The IUPHAR receptor database of G Protein-coupled receptors

Edward M. Rosser1, Rebecca A. Hills1, Anthony J. Harmar1 and NC-IUPHAR2 1Centre for Neuroscience Research, University of Edinburgh, 1 George Square, Edinburgh, EH8 9JZ, UK. 2International Union of Basic and Clinical Pharmacology Committee on Receptor Nomenclature and Drug Classification.

The sequencing of the human genome has provided pharmacologists with unprecedented opportunities for the development of new drugs and for an enhanced understanding of the mechanisms of action of existing drugs. The success of this endeavour requires that genomic sequences be accurately annotated with in-depth pharmacological information. Working on behalf of the International Union of Basic and Clinical Pharmacology (IUPHAR) we have developed an online database to address this issue.

The database contains information on 152 G protein coupled receptors (GPCRs) grouped into 58 families. For each family there is an introductory section providing background information and each receptor has a dedicated page that contains pharmacological, chemical, genomic, functional and anatomical information. Data from studies on human, mouse and rat receptors are included and referenced with links to the primary literature in PubMed. Links to other databases such as OMIM, Genecards, Entrez Gene, Swiss-Prot and PubChem are included. A curated list of all the liganded and orphan GPCRs annotated in the human genome (excluding sensory receptors and pseudogenes) is provided together with their official nomenclature and receptor code (Foord et al., 2005; Humphrey et al., 1988). It is planned that information on all (~225) liganded GPCRs annotated in the human genome should be accessible by the end of 2006. All data submitted to the database is peer reviewed by NC-IUPHAR before publication.

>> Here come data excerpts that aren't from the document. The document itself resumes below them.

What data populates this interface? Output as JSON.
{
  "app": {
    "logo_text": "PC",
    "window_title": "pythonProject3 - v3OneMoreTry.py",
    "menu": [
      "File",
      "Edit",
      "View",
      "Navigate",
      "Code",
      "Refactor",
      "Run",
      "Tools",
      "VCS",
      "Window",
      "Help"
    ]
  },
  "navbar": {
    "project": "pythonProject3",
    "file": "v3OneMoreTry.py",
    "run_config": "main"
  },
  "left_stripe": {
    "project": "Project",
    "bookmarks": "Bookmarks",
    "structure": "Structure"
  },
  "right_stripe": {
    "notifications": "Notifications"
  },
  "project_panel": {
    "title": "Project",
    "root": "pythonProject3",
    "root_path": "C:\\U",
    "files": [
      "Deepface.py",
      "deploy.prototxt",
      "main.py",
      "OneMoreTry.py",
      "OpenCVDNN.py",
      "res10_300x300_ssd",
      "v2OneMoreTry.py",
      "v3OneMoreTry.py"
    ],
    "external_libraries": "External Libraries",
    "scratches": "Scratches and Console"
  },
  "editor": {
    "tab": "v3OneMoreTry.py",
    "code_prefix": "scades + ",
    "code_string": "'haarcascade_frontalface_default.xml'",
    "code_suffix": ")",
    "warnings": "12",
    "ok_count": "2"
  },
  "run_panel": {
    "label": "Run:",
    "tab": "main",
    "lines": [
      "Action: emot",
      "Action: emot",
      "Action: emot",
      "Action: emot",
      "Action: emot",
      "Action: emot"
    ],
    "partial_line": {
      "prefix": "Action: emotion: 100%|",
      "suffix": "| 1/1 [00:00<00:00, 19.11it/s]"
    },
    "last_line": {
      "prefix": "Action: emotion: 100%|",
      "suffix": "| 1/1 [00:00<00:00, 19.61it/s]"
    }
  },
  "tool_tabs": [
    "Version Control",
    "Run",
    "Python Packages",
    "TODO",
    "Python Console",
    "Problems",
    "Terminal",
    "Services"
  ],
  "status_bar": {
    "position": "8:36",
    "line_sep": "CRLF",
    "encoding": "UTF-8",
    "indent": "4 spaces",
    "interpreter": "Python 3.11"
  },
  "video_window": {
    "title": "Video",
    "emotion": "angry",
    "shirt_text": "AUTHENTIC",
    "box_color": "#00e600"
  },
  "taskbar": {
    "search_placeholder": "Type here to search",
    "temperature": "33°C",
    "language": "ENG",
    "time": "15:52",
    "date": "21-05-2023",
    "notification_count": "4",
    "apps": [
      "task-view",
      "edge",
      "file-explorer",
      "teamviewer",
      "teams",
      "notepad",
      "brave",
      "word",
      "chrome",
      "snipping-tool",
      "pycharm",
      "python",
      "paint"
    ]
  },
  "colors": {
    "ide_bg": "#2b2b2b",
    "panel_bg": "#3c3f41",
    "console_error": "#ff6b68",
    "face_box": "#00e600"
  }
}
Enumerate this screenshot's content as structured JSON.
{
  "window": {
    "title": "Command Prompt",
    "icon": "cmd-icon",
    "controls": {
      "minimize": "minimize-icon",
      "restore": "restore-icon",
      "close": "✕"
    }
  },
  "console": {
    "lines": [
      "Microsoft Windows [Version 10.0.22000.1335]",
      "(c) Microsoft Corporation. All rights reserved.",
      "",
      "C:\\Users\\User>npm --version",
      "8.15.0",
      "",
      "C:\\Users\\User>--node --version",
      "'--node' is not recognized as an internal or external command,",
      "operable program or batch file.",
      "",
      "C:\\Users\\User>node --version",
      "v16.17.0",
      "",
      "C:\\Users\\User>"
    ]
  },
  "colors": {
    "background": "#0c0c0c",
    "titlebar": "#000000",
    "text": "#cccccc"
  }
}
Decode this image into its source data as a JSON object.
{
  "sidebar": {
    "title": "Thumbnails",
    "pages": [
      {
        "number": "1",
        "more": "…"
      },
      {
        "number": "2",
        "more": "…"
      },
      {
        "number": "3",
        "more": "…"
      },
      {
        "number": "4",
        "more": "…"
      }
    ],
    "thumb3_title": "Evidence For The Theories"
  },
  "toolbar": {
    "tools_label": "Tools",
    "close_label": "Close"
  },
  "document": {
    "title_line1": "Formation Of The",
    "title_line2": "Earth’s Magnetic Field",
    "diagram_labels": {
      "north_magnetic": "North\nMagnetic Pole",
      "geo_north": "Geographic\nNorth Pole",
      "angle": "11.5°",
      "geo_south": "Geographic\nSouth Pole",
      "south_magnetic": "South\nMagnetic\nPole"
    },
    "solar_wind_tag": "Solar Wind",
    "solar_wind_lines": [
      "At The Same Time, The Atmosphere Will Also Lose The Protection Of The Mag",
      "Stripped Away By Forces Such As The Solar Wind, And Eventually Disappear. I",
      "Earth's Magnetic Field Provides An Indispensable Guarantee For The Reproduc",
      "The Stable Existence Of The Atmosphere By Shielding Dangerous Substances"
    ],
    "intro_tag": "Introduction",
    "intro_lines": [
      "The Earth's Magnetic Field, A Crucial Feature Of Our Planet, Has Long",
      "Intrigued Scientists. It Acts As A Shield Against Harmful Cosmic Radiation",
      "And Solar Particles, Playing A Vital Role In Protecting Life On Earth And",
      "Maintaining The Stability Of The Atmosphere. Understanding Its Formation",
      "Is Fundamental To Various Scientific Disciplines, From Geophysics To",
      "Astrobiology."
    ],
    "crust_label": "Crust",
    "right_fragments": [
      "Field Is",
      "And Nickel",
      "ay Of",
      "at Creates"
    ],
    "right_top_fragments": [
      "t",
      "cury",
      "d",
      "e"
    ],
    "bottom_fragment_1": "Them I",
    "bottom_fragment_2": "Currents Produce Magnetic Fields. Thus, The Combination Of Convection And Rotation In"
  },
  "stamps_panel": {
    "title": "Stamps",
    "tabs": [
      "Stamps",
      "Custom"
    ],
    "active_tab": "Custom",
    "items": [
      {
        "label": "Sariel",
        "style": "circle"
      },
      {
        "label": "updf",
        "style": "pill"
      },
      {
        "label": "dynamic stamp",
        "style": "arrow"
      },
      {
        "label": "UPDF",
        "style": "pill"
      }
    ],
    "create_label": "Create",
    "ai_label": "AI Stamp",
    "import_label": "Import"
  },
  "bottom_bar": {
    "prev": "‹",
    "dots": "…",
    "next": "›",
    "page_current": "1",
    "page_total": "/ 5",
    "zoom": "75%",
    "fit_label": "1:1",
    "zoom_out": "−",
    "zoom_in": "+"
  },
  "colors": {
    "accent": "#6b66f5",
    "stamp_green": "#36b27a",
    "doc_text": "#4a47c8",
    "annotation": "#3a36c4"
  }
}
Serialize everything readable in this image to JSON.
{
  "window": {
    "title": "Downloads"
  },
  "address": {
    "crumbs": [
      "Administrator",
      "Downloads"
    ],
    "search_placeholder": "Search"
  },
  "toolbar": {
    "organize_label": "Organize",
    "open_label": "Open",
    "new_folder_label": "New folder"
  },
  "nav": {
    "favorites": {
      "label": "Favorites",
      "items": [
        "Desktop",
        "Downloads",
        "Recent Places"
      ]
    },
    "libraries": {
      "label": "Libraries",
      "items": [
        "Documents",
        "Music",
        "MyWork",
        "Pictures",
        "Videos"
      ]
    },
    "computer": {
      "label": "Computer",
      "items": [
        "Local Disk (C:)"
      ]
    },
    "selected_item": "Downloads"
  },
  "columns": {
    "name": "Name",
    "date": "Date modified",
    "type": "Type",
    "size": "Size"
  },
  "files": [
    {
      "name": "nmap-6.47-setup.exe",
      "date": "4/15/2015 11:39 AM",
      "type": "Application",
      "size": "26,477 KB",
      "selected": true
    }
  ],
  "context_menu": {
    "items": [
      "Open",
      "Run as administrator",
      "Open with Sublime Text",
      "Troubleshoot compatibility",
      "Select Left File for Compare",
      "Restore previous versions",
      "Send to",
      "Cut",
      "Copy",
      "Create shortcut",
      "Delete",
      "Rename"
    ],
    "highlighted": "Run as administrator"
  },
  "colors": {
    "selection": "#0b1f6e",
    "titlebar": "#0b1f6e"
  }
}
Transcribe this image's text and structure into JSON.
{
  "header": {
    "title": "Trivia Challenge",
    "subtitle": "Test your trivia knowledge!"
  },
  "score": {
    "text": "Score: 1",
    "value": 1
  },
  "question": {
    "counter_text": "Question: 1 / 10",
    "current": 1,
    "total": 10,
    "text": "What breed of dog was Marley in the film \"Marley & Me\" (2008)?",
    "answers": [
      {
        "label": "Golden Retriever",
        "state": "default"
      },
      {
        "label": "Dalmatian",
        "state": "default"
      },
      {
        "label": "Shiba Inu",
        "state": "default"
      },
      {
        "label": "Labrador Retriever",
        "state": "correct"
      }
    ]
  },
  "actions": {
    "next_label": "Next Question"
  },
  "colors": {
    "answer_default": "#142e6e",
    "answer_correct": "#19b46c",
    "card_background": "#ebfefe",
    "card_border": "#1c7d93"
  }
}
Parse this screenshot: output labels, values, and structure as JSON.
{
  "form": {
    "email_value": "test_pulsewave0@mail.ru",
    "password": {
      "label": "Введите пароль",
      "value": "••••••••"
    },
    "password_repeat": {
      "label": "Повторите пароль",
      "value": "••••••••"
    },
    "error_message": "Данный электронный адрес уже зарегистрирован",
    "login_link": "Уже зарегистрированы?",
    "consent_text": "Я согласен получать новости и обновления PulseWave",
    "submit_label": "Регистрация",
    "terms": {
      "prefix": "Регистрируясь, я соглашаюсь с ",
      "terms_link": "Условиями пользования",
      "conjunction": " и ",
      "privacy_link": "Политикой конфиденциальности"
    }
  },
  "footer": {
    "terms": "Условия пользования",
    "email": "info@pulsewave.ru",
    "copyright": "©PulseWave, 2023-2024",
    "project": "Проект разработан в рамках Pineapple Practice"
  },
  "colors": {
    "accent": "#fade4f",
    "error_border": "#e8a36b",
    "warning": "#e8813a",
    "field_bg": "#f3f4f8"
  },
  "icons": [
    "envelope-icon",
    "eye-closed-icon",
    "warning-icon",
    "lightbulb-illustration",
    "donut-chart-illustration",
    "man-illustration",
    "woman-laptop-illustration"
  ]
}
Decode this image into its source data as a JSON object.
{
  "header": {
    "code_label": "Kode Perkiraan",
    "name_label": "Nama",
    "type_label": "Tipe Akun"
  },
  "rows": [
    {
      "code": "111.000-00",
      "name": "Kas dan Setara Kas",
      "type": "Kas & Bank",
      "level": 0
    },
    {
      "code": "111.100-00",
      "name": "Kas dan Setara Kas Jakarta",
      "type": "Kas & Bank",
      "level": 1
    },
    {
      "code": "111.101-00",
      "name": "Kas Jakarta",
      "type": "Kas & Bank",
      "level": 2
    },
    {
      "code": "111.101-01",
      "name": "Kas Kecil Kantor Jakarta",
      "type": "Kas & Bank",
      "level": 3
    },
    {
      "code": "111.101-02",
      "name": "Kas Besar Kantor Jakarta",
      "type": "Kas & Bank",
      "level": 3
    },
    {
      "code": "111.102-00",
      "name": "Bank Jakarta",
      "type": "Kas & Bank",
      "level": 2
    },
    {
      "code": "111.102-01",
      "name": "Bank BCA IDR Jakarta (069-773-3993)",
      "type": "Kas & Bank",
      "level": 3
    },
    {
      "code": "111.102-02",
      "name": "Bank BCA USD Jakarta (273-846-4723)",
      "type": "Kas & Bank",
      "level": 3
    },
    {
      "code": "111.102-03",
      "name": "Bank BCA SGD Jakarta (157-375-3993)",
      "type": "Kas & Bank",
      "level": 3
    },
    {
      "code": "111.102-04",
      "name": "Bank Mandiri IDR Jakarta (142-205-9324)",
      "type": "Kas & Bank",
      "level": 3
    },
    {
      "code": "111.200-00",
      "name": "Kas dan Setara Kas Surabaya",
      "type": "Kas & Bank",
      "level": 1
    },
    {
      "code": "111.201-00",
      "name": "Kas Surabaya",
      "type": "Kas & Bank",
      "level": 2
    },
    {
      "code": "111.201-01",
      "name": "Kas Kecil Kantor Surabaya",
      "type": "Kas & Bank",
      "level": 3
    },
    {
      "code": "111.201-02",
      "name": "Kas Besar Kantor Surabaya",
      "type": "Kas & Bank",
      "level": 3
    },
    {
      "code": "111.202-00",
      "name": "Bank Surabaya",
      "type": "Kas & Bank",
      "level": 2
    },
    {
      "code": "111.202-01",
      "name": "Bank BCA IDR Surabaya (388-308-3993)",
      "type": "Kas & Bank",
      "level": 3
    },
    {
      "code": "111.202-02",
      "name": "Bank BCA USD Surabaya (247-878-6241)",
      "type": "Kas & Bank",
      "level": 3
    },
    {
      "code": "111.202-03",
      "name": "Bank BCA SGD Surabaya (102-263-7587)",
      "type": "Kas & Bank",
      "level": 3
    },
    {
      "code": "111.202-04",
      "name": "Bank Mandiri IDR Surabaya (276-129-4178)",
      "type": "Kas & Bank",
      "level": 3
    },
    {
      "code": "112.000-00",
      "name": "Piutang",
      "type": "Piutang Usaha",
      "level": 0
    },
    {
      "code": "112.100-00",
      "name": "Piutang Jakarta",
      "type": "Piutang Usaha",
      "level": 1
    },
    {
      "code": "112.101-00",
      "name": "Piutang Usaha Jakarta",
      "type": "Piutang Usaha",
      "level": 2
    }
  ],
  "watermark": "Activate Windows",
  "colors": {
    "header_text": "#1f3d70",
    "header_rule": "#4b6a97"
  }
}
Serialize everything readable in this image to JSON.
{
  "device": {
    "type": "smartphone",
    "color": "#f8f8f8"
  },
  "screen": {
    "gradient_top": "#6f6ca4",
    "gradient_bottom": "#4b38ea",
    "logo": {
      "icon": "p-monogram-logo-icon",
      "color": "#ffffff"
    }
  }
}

The database supports heterodimeric GPCR complexes (e.g. GABAB) as well as GPCR-RAMP complexes (i.e. calcitonin receptor family). Users are able to sort ligand data by name or by potency. Each ligand’s selectivity can be assessed by displaying a table of its affinities for all other receptors for which data is available. A search facility allows users to query the database either by field (e.g. ligand name, tissue distribution, physiological function) or by using a combination of fields thereby enabling users to discover novel patterns and relationships in the data.

The IUPHAR receptor database is the first authoritative database in the public domain to integrate pharmacological, chemical, genomic, functional and anatomical information on GPCRs. It is hoped that the database will be a valuable teaching resource as well as a definitive source of information for pharmacologists in academia and industry worldwide.


Foord. S.M., et al. (2005) Pharmacol. Rev., 57, 279-288.
Humphrey, P.P., et al. (1988) Pharmacol. Rev. 50, 271-277.

We thank UNESCO (through the ICSU Grants Programme), GlaxoSmithKline, Novartis, Servier and Wyeth for their support.